Hüseyin Can / Analiz

Anayasa çalışmaları yapılırken hükümet “eşit temsilci” konusunda muhalefetin taleplerini kabul etti. Buna göre her partiden eşit sayıda temsilci olacak ve anayasa çalışmaları, oluşturulacak bu komisyonla yürütülecek. Uzlaşma aranacak ve ortak noktalara gelinmesine çalışılacak.

Muhalefet hükümetten böyle bir tavizi beklemediği için hem şaşkın hem de sevinçli.

Ama erken seviniyorlar bence. Cemil Çiçek faktörünü göz ardı ediyorlar çünkü.

Biliyorsunuz meclis başkanı olarak olaya müdahil olan Çiçek, aynı zamanda komisyonun da koordinatörü olacak.

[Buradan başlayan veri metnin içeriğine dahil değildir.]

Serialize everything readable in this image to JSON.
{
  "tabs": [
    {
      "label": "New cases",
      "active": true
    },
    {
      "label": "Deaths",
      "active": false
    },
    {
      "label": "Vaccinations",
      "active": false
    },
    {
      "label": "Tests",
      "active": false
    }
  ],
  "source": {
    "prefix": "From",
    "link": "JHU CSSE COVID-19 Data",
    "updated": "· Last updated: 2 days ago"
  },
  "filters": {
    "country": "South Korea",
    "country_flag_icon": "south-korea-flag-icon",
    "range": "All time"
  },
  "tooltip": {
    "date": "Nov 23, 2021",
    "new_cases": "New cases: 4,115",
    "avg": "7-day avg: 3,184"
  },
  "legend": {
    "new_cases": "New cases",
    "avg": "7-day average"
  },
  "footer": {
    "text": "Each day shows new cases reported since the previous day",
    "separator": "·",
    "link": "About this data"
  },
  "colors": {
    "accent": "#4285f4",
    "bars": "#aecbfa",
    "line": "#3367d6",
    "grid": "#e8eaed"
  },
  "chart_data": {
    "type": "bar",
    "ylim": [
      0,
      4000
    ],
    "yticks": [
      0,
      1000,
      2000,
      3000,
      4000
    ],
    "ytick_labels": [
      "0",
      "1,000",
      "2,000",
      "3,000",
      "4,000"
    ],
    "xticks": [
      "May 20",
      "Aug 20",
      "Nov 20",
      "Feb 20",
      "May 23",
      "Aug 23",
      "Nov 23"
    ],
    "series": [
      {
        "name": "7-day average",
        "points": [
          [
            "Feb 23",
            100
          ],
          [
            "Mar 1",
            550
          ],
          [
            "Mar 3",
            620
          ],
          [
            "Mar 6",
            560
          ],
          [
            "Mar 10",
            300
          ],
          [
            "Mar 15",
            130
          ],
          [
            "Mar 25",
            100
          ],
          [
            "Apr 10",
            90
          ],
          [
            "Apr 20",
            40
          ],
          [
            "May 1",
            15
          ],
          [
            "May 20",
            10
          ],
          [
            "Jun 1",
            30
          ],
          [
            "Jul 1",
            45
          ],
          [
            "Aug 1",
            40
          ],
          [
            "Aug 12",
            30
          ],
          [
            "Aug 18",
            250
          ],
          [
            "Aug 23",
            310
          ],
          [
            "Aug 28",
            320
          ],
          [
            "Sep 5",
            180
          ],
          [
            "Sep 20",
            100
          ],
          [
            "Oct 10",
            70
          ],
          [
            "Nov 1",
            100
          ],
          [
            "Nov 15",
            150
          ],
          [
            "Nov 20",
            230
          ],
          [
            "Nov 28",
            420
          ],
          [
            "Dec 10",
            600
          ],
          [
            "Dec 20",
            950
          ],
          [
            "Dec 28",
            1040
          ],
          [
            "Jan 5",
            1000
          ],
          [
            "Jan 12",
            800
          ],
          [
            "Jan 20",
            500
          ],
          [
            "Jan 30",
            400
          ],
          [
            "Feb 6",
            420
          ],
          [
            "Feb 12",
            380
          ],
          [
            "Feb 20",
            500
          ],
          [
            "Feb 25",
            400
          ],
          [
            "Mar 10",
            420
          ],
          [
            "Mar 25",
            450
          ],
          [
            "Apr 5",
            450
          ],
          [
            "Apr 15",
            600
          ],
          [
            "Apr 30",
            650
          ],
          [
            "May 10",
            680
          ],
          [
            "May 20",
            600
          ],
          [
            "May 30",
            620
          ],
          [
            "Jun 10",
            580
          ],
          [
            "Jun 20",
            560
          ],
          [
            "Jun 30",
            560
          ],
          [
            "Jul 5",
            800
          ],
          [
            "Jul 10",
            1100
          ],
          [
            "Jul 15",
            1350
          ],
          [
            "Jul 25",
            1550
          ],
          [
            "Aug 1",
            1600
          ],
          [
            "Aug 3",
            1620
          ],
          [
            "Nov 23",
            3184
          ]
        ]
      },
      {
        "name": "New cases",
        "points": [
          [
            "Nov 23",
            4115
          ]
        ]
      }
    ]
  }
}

İşin aslı meclisin bu aritmetiğinde yeni bir anayasa oldukça zor görünüyor. Her parti kendi kırmızı çizgilerini sıralamaya başladı.

CHP, cumhuriyetin temellerini koruyacağını söylüyor. Yani baskıcı maddeler CHP için kırmızı çizgi demek. MHP, “Türklük” kavramının aşındırılmasına izin vermeyeceğini söylüyor. Yani etnik vurgu devam edecek demek ki. BDP ise “Kürtlüğe” anayasal güvence ve anadilde eğitim istiyor.

Yani anlayacağınız kırmızı çizgiler birçok noktada kesişiyor.

Şimdi gelelim Cemil Çiçek faktörünün ne anlama geldiğine.

Cemil Çiçek faktörü son müdahale ile bir metnin tanınmayacak hale gelmesi, özgürlükçü bir maddenin tam tersi yorumlanabilecek hale gelmesi demektir.

Cemil Çiçek faktörü statükonun muhafazası, özgürlüklerin devletin bekası paranoyası çerçevesinde değerlendirilmesi, yargıca kanaatten ceza vermesinin empoze edilmesi anlamına da gelir.

Cemil Çiçek faktörü bir baskı kaldırılırken yeni bir baskının yolunun açılması demektir.

O yüzden bence yeni anayasanın özgürlükçü olacağı konusunda pek bir beklentiye girmeyin.